Lockerbie is the first large town north of the Scottish Border on the main road and rail routes from Carlisle to Glasgow. It has been bypassed by the main A74 since 1973 and the M74 since 1995, but the railway station close to the centre of the town on the main West Coast Main Line remains active.
It seems likely that Lockerbie has existed since at least the days of Viking influence in this part of Scotland in the period around AD900. The name means Loki's Village in Old Norse. The presence of the remains of a Roman camp a mile to the west of the town suggests its origins may be even earlier. Lockerbie first entered recorded history, as Lokardebi, in 1306.
Lockerbie's main period of growth started in 1730 when the landowners, the Johnstone family, made plots of land available along the line of the High Street, producing in effect a semi-planned settlement. By 1750 Lockerbie had become a significant town, and from the 1780s it was a staging post on the carriage route from Glasgow to London.
Perhaps the most important period of growth was during the 1800s. The century started well, with the construction of Thomas Telford's Carlisle to Glasgow road through Lockerbie from 1816. And it got better when the Caledonian Railway opened the line from Carlisle to Beattock through Lockerbie in 1847 and later all the way to Glasgow. From 1863 until 1953 Lockerbie was also a railway junction, serving a short branch line to Lochmaben.
Lockerbie had been home to Scotland's largest lamb market since the 1700s but the arrival of the Caledonian Railway increased further its role in the cross-border trade in sheep. The railway also produced a lowering in the price of coal, allowing a gas works to be built in the town in 1855.
Much of Lockerbie is built from a red stone that can seem gloomy on a dull day or remarkably bright in the sun. As a result the weather can dramatically change the appearance and feel of the town. There are a number of particularly imposing buildings near the centre, none more so than the Town Hall, finished in 1880, complete with its impressive clock tower.
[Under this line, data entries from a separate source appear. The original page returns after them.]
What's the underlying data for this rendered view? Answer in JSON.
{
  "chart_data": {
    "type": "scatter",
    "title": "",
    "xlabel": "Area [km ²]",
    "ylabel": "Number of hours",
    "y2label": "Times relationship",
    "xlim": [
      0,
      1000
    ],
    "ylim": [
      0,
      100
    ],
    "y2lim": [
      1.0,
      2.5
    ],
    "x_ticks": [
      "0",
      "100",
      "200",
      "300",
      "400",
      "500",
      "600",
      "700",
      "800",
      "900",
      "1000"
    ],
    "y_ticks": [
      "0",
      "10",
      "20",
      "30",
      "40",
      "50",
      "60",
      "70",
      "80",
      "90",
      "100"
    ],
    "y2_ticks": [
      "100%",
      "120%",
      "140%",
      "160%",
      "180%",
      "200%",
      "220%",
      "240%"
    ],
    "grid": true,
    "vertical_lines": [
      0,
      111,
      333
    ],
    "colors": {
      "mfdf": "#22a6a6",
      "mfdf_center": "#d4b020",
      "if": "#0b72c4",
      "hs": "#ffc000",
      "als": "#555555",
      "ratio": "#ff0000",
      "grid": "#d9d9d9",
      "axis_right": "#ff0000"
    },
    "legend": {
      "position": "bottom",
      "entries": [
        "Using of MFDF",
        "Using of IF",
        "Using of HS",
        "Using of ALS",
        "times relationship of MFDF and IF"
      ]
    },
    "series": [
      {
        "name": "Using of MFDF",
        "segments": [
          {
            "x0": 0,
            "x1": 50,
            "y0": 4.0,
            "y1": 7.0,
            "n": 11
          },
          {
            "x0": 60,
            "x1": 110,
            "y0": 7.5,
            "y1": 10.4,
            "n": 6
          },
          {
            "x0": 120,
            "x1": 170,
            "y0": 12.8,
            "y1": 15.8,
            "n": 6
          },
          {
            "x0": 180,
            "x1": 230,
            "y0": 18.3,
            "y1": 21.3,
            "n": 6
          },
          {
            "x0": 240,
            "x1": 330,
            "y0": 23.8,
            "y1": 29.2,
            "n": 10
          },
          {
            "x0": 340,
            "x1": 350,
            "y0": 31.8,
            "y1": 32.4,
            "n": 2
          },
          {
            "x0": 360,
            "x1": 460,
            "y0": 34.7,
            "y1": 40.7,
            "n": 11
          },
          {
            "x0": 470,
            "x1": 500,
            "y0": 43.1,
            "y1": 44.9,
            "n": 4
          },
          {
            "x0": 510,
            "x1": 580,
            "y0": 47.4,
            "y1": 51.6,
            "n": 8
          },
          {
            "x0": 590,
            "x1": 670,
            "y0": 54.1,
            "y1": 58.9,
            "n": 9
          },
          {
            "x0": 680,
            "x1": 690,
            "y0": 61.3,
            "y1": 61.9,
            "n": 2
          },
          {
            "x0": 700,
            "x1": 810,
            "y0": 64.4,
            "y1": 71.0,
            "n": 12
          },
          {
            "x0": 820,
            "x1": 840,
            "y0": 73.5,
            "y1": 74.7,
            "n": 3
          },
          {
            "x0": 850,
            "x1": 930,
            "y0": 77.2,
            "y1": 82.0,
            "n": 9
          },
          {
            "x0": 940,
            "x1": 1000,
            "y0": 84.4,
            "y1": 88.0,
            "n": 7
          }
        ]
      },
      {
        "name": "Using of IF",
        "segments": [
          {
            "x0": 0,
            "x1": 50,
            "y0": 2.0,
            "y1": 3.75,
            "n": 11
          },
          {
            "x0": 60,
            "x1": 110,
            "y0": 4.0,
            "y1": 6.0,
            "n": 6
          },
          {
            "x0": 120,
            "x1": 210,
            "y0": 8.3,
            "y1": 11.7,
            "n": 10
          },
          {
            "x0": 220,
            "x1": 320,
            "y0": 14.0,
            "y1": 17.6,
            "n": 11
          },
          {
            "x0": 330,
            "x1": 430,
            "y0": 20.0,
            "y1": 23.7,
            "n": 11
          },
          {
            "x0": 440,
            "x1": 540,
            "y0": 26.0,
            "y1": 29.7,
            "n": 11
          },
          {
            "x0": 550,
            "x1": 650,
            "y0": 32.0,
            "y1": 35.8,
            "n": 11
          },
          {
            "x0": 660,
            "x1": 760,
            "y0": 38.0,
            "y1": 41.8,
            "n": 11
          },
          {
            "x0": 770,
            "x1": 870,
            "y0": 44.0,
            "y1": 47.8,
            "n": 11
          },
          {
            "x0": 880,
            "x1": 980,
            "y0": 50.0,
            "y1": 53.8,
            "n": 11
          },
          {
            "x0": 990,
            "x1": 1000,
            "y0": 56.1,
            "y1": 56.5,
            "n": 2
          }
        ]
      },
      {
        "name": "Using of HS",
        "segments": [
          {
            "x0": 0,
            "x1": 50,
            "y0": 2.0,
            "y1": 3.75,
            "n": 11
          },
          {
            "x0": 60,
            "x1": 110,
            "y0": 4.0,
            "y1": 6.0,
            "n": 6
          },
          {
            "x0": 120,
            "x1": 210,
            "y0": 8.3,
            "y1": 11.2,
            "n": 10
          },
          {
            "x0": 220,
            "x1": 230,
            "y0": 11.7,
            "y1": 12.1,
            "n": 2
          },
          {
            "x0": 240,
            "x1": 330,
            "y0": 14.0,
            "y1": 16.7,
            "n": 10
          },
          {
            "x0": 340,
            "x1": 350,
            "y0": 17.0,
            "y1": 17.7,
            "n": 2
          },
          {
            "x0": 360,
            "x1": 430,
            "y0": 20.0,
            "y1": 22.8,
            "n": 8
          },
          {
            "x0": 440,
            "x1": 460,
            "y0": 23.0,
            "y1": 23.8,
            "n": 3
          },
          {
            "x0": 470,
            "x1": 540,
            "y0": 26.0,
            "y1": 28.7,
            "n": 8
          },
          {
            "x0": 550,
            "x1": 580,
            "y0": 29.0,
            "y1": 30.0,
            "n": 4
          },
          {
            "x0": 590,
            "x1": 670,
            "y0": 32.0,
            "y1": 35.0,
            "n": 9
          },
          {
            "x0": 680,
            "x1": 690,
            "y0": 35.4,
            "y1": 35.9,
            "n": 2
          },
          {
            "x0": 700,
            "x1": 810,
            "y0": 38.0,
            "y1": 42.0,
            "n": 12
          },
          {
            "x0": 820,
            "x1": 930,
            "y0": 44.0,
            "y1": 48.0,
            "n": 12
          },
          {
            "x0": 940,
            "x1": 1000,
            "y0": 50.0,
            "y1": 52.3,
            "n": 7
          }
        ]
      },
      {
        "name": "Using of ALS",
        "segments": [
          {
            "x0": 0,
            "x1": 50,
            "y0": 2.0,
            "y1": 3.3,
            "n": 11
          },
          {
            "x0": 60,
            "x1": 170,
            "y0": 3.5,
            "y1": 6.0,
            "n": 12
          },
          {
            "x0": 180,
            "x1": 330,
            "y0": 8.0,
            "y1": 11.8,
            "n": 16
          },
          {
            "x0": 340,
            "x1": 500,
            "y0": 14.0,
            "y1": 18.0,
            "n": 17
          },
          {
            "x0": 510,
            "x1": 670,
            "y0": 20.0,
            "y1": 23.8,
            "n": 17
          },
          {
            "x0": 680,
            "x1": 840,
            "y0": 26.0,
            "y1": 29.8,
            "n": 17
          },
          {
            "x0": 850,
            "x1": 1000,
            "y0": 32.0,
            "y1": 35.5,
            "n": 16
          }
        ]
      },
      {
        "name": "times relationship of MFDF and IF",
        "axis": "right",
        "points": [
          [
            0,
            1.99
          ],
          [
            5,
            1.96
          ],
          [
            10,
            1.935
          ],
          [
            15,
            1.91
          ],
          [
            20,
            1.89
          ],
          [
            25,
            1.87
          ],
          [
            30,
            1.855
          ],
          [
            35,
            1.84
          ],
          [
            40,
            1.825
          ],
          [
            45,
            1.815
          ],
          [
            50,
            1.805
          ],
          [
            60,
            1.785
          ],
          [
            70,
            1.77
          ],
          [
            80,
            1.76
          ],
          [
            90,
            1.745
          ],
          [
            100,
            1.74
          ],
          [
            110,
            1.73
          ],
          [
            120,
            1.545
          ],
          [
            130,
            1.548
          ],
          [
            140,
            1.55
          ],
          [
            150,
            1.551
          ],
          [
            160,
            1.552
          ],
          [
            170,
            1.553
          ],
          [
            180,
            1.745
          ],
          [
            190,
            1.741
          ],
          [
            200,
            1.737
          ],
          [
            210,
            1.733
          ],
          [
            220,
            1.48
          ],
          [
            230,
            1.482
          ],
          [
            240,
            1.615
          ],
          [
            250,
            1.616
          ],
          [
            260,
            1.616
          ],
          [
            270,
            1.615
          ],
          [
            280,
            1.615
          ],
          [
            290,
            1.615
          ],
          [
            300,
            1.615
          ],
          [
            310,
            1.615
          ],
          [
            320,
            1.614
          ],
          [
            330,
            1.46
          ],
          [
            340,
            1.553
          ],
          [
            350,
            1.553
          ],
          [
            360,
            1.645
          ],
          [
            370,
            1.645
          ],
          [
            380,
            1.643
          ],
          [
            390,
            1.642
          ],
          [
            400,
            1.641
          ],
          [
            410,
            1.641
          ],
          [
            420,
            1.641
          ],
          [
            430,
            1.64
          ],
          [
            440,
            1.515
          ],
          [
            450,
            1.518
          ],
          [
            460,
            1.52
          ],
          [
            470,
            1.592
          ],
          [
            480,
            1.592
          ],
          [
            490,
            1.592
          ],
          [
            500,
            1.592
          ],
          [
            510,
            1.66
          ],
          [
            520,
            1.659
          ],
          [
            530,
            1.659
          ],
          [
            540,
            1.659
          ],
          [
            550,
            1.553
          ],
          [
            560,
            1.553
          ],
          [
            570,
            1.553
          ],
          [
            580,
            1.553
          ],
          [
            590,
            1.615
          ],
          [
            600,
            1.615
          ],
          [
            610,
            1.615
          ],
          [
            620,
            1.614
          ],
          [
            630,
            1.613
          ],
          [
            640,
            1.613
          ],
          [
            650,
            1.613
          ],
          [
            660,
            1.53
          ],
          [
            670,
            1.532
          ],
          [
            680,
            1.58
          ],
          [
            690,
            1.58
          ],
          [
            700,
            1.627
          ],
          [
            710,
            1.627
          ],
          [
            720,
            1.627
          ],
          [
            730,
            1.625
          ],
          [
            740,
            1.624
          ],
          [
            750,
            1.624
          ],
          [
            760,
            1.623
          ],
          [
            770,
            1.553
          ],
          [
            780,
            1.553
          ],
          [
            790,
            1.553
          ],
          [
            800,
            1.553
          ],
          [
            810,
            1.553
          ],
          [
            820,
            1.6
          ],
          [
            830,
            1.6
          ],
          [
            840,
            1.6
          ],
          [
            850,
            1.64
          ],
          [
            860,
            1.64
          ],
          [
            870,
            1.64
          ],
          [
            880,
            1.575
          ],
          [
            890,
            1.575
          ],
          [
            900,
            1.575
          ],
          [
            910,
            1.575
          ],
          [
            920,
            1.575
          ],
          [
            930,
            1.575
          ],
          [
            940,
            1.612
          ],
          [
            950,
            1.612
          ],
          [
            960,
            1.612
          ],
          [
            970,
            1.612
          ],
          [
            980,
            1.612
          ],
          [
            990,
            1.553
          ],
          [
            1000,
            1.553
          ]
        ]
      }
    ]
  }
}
A little to the north of the centre is the Dryfesdale Parish Church, whose red stone exterior is outdone by its brightly decorated interior. The name Dryfesdale comes from the local river, the Dryfe Water, which joins the River Annan a little to the west of the town. Less well known and a mile and a half south of Lockerbie is the fascinating Ukrainian Chapel at the old Hallmuir Prisoner of War Camp.
The name of Lockerbie is, of course, known worldwide because of the tragedy that took place here on Wednesday 21 December 1988. At 7.03pm a bomb on board a Boeing 747 Jumbo Jet, Pan American Flight 103 en route from London to New York, exploded over Lockerbie, bringing the aircraft down on and around the town. 243 passengers, 16 crew and 11 residents of Lockerbie were killed. The 270 victims ranged in age from 2 months to 82 years and came from 21 nations.
The disaster is remembered in a number of way. Stained glass windows in the Town Hall display the flags of the countries whose nationals were killed. There is also a Book of Remembrance held in the Memorial Room at Tundergarth; and at Dryfesdale Cemetery, a little to the west of Lockerbie, there is the Garden of Remembrance and Lockerbie Air Disaster Memorial.